Sedangkan antaranya disebut sebagai pemerintah tengahan. Kemudian konsep ini disempurnakan oleh Mr. Soepomo dalam rapat PPKI tanggal 18 Agustus 1945 yang menyatakan bahwa di bawah Pemerintah Pusat ada Pemerintahan Daerah. Sedangkan Pemerintah Daerah disusun dalam undang-undang. Disamping itu, negara juga menghormati kedudukan daerah-daerah yang mempunyai susunan asli yang disebut sebagai Daerah Istimewa.
Pembahasan mengenai sistem pemerintahan ini semakin luas dalam UUDS 1950 yang menjadi landasan pelaksanaan Otonomi Daerah. Pembahasan lebih tertuju pada pembentukan “badan/organisasi ketatanegaraan yang mandiri”. Otonomi (autonomy) disini diartikan sebagai “hak mengurus rumah tangga sendiri” bagi satu Daerah. Sedangkan UUD 1945 lebih banyak memberikan perhatian pada pembagian daerah Indonesia atas Daerah besar dan Daerah kecil.
Tanpa mengemukakan pandangan berbagai ahli hukum, Gie (1968 b) menyimpulkan bahwa sistem desentralisasi dalam kehidupan tata negara di Indonesia sudah menjadi keharusan. Tetapi dia merupakan masalah yang sulit, terutama dalam penentuan peranan daerah dalam pemerintahan. Peran apa yang diberikan pada daerah dan berapa besarnya adalah merupakan persoalan yang sulit untuk ditentukan secara tegas.
Keinginan untuk tetap melaksanakan sistem desentralisasi terus berkembang sambil berusaha mengatasi berbagai kesulitan yang dihadapi. UU 5/1974 lebih memperjelas sistem dan pelaksanaan desentralisasi di Indonesia. Daerah di Indonesia dibedakan menjadi Daerah Otonom dan Wilayah Administratif. Yang berhak mengatur dan mengurus rumah tangganya sendiri adalah Daerah Otonom. Sedangkan Daerah yang termasuk pada Wilayah Administratif hanya berhak menyelenggarakan pelaksanaan tugas pemerintahan umum di daerah saja.

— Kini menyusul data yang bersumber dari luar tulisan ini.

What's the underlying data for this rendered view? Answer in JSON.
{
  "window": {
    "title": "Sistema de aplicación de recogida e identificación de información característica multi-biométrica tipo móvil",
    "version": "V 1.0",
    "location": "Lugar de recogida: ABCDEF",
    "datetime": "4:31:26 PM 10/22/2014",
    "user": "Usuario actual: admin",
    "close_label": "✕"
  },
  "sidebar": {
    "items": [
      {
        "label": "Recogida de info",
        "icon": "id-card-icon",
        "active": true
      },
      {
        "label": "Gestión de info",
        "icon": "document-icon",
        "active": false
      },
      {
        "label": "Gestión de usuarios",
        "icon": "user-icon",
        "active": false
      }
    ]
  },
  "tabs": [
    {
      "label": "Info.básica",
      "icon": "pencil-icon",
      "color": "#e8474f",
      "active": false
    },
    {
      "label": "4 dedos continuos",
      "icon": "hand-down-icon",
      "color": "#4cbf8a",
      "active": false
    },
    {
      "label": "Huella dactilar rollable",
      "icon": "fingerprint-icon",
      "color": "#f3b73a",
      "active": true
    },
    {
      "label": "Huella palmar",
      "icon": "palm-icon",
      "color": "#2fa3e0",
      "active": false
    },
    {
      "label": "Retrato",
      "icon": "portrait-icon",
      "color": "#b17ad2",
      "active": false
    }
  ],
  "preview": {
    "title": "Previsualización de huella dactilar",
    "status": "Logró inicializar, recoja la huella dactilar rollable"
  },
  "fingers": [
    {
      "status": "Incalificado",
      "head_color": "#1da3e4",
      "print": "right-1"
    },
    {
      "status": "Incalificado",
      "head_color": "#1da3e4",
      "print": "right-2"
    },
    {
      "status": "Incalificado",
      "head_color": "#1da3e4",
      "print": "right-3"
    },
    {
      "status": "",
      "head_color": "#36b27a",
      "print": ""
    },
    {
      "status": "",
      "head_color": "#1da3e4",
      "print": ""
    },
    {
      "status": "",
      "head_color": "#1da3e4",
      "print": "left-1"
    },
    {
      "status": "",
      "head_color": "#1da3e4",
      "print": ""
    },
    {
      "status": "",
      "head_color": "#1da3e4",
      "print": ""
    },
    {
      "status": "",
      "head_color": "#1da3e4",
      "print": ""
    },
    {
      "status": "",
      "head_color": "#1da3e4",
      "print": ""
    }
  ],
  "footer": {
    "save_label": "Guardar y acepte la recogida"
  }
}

Sehingga dengan demikian sistem desentralisasi pemerintahan hanya diberikan pada Daerah Otonom. UU 5/1974 memperkenalkan sistem pemerintahan daerah otonomi bertingkat dengan titik berat Otonomi Daerah diletakan pada Daerah Tingkat II. Daerah Tingkat I adalah menjadi atasan Derah Tingkat II dan selanjutnya. Pusat adalah menjadi atasan Daerah Tingkat I. Penyerahan urusan (desentralisasi) yang menjadi tanggung jawab daerah ditetapkan dengan Peraturan Pemerintah (PP). Urusan yang telah diserahkan dapat ditarik kembali dengan peraturan perundang-undangan yang setingkat.

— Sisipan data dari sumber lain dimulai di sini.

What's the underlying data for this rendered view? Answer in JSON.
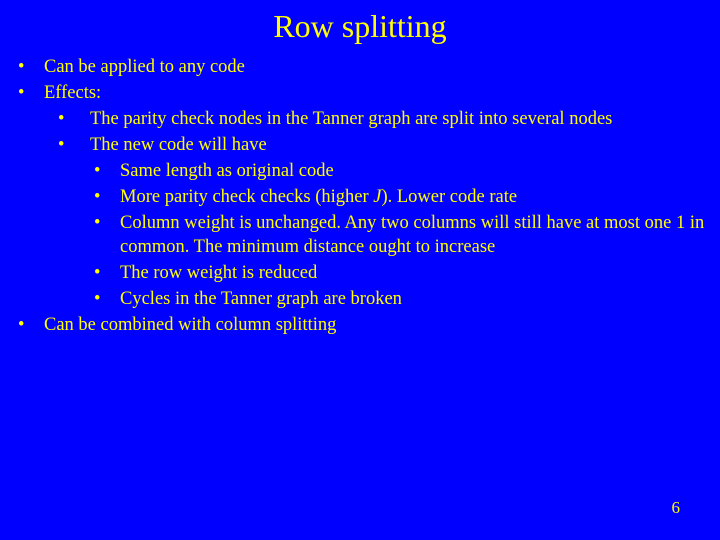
{
  "title": "Row splitting",
  "l1_1": "Can be applied to any code",
  "l1_2": "Effects:",
  "l2_1": "The parity check nodes in the Tanner graph are split into several nodes",
  "l2_2": "The new code will have",
  "l3_1": "Same length as  original code",
  "l3_2_prefix": "More parity check checks  (higher ",
  "l3_2_italic": "J",
  "l3_2_suffix": "). Lower code rate",
  "l3_3": "Column weight is unchanged. Any two columns will still have at most one 1 in common. The minimum distance ought to increase",
  "l3_4": "The row weight  is reduced",
  "l3_5": "Cycles in the Tanner graph are broken",
  "l1_3": "Can be combined with column splitting",
  "page_number": "6",
  "bullet_char": "•"
}
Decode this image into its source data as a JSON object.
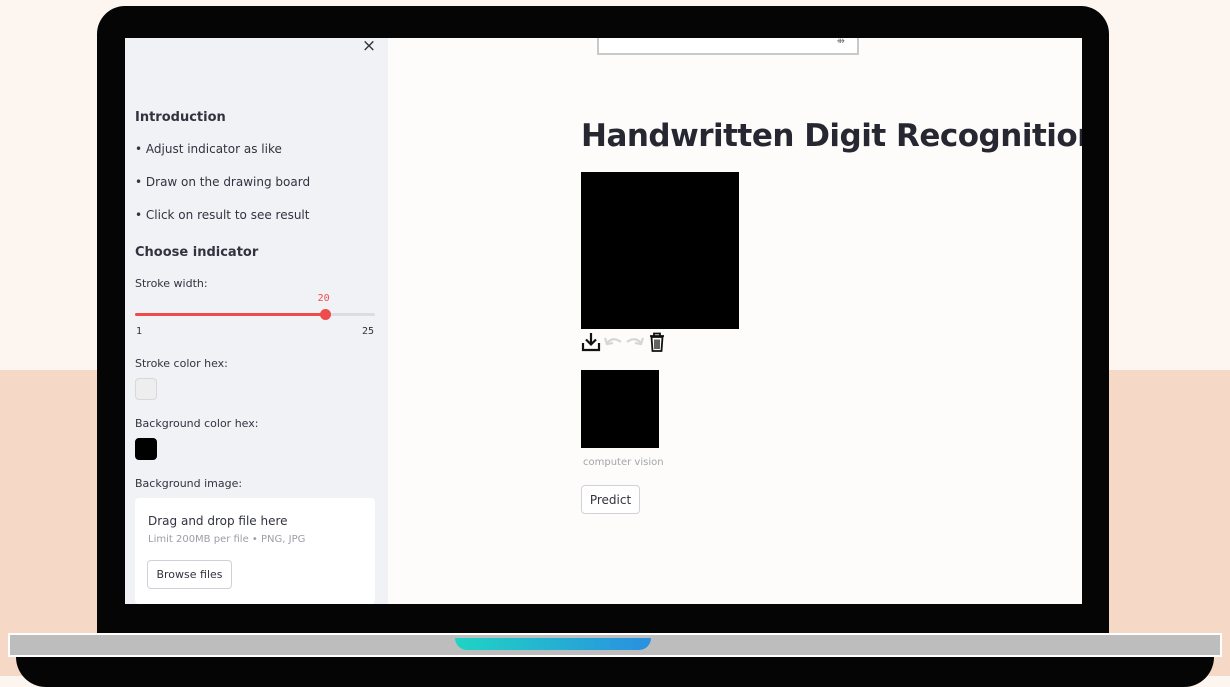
{
  "sidebar": {
    "close_glyph": "×",
    "introduction_heading": "Introduction",
    "bullets": [
      "• Adjust indicator as like",
      "• Draw on the drawing board",
      "• Click on result to see result"
    ],
    "choose_heading": "Choose indicator",
    "stroke_width": {
      "label": "Stroke width:",
      "value": "20",
      "min": "1",
      "max": "25",
      "fraction": 0.79
    },
    "stroke_color": {
      "label": "Stroke color hex:",
      "value": "#EEEEEE"
    },
    "background_color": {
      "label": "Background color hex:",
      "value": "#000000"
    },
    "background_image": {
      "label": "Background image:",
      "drop_text": "Drag and drop file here",
      "limit_text": "Limit 200MB per file • PNG, JPG",
      "browse_label": "Browse files"
    }
  },
  "main": {
    "title": "Handwritten Digit Recognition",
    "toolbar_icons": [
      "download-icon",
      "undo-icon",
      "redo-icon",
      "trash-icon"
    ],
    "result_caption": "computer vision",
    "predict_label": "Predict"
  },
  "colors": {
    "accent": "#F04B4B",
    "sidebar_bg": "#F0F2F6",
    "text": "#31333F"
  }
}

Terlambatnya penyerahan urusan oleh Pusat pada Daerah Otonom merupakan masalah utama dalam pelaksanaan Otonomi Daerah. Keterlambatan ini dipengaruhi pula oleh kesulitan penentuan urusan yang akan diserahkan. Untuk mengatasi kesulitan tersebut dan atas desakan dari berbagai daerah dibentuklah undang-undang tentang sistem pemerintahan daerah yang lebih komprehensif yang dikenal dengan UU 22/1999 yang mulai berlaku tahun 2001. Seiring dengan undang-undang ini, diterbitkan pula UU 25/1999 yang mengatur hubungan keuangan Pusat- Daerah. Dengan diterbitkannya kedua undang-undang ini berarti pelaksanaan sistem desentralisasi semakin jelas, baik ditinjau dari sisi administrasi pemerintahan maupun dilihat dari segi pembiayaan yang dibutuhkan dalam pelaksanaan Otonomi Daerah.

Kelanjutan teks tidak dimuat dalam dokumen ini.